SZ 06.02.2026
13:41 Uhr

Bayerischer Landtag: „Rückwärtsgewandte Symbolpolitik“ – CSU-Mann nennt Atomkraft-Pläne unrealistisch


CSU-Chef Markus Söder kämpft seit Jahren für die Kernenergie. Ausgerechnet der Energiepolitiker Steffen Vogel widerspricht nun im Landtag deutlich: „Es wird in Deutschland kein Atomkraftwerk mehr gebaut werden.“

Bayerischer Landtag: „Rückwärtsgewandte Symbolpolitik“ – CSU-Mann nennt Atomkraft-Pläne unrealistisch

Es ist demnächst drei Jahre her, seit das letzte bayerische Atomkraftwerk vom Netz gegangen ist, Isar 2 bei Landshut. Doch der Phantomschmerz ist im Freistaat noch immer groß. Besonders heftig ist die Nuklear-Nostalgie bei den Vertretern der Vergangenheitspartei AfD ausgeprägt. Aber auch in der CSU und vor allem bei Parteichef Markus Söder herrscht Sehnsucht nach Kühltürmen und Radioaktivität.

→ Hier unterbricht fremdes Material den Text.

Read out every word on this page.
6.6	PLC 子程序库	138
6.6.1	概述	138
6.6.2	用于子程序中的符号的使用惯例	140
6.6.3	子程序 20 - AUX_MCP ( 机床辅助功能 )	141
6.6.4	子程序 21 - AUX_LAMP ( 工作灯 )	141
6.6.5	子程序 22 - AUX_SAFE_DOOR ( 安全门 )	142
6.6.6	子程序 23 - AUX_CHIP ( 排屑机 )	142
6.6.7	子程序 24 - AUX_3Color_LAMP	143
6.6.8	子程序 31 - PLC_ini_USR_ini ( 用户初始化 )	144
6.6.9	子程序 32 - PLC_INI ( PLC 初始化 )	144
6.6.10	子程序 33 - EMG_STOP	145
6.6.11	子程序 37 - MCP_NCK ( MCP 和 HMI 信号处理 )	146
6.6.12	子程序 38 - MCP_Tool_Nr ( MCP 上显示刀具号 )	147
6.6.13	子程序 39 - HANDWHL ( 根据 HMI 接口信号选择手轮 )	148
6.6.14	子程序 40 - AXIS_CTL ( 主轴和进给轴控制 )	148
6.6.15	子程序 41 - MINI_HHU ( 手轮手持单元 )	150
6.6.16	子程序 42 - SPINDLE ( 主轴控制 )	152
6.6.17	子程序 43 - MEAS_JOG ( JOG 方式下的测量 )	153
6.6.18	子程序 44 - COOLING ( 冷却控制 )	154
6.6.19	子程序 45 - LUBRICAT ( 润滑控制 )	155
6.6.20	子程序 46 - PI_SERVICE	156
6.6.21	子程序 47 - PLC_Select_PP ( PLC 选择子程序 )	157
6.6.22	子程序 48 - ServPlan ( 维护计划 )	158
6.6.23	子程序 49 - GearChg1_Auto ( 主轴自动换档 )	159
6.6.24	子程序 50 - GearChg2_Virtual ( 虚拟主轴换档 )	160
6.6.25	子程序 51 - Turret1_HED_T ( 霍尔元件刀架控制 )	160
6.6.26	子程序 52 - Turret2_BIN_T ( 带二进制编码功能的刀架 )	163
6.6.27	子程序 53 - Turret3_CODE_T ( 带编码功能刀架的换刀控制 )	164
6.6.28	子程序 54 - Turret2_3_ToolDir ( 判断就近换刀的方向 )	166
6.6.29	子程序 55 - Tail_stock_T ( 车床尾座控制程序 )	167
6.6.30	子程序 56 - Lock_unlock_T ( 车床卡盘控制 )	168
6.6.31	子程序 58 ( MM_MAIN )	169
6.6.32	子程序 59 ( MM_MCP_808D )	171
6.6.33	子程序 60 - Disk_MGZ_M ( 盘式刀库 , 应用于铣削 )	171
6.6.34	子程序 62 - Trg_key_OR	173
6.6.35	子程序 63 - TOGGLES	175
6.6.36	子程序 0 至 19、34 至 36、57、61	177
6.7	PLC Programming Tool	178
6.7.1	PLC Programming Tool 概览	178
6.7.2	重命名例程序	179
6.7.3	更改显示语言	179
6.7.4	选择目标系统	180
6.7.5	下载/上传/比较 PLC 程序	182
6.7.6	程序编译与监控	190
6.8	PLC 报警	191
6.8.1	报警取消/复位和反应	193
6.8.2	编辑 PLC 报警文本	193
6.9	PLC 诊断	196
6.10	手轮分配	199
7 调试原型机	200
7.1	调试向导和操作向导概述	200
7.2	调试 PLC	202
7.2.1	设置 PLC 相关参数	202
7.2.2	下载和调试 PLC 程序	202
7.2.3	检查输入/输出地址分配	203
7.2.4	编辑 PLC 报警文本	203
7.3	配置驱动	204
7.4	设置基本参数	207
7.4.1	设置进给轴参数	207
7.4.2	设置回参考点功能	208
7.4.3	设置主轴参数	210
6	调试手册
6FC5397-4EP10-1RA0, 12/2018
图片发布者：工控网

„Die Option Kernkraft muss offengehalten und die Wiederinbetriebnahme der zuletzt abgeschalteten Kernkraftwerke geprüft werden“, forderte er im Bundestagswahlkampf vor einem Jahr. Weil selbst Söder nach der Wahl einsehen musste, dass eine Reaktivierung von Isar 2 praktisch unmöglich ist, verlegte er sich zuletzt auf eine neue Forderung: sogenannte Mini-AKWs (Small Modular Reactors).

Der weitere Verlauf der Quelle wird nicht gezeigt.